La femme boit son café doucement en la regardant de temps en temps puis elle s’éclaircit la voix et dit d’un air gêné :

— Ça ne vous ennuie pas de payer la première nuit ? C’est mon mari qui veut ça. Il se méfie de tout le monde. Oh moi je lui ai bien dit que vous aviez l’air honnête ! Il se méfie de tout le monde.

— Mais bien entendu ! Cela ne m’ennuie pas du tout ! Tenez, je vous paie les trois nuits.

La femme empoche prestement les billets et reprend le couteau et les carottes.

— J’vais préparer un sauté de veau pour ce soir. À midi, on est que toutes les deux. Les enfants sont à la cantine et mon mari est allé en ville à une réunion syndicale. Il est secrétaire local et c’est de la responsabilité.

— Ne vous inquiétez pas pour mon déjeuner, j’irai me promener et je déjeunerai dehors.

— Mais le prix de la chambre c’est avec le déjeuner !

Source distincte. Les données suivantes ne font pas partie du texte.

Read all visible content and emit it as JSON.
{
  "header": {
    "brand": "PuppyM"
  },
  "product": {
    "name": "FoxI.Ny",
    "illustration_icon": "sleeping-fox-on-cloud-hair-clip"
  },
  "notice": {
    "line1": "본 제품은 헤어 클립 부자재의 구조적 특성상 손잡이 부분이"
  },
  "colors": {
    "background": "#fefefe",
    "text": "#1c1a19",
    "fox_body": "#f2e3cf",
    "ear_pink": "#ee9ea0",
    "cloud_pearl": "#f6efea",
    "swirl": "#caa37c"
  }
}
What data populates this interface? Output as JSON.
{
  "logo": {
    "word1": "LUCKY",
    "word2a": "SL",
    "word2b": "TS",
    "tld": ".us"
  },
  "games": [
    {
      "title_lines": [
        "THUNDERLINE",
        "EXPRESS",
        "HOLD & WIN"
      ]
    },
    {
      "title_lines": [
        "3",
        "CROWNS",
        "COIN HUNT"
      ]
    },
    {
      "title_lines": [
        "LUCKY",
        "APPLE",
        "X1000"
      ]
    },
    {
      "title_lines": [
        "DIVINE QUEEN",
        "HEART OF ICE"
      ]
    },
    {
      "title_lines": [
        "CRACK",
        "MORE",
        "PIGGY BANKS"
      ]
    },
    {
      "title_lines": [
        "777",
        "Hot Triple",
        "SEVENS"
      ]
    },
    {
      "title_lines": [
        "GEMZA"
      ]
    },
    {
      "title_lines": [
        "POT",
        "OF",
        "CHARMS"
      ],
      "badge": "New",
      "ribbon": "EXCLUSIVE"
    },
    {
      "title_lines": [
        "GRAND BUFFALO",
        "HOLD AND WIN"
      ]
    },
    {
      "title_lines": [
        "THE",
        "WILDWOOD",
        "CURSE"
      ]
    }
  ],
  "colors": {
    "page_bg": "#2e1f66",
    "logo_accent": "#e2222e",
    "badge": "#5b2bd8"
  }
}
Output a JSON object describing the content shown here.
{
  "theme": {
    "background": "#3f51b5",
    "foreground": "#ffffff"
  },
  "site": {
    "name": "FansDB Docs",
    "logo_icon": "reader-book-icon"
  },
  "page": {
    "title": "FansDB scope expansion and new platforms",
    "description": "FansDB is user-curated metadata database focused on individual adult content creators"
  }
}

La femme est inquiète. Devra-t-elle rembourser quelque chose ? Qu’allait dire son mari ? Elle sent cette inquiétude et la rassure. Il n’y aura rien à rembourser. Elle envoie un message à son propre époux pour lui dire que tout va bien et elle part le cœur léger dans sa petite auto, sans bien savoir où. Son téléphone est toujours éteint et elle se moque éperdument des réflexions certainement désagréables que ne manquent pas de faire mari et enfants. Elle ne leur appartient pas… elle ne leur appartient plus.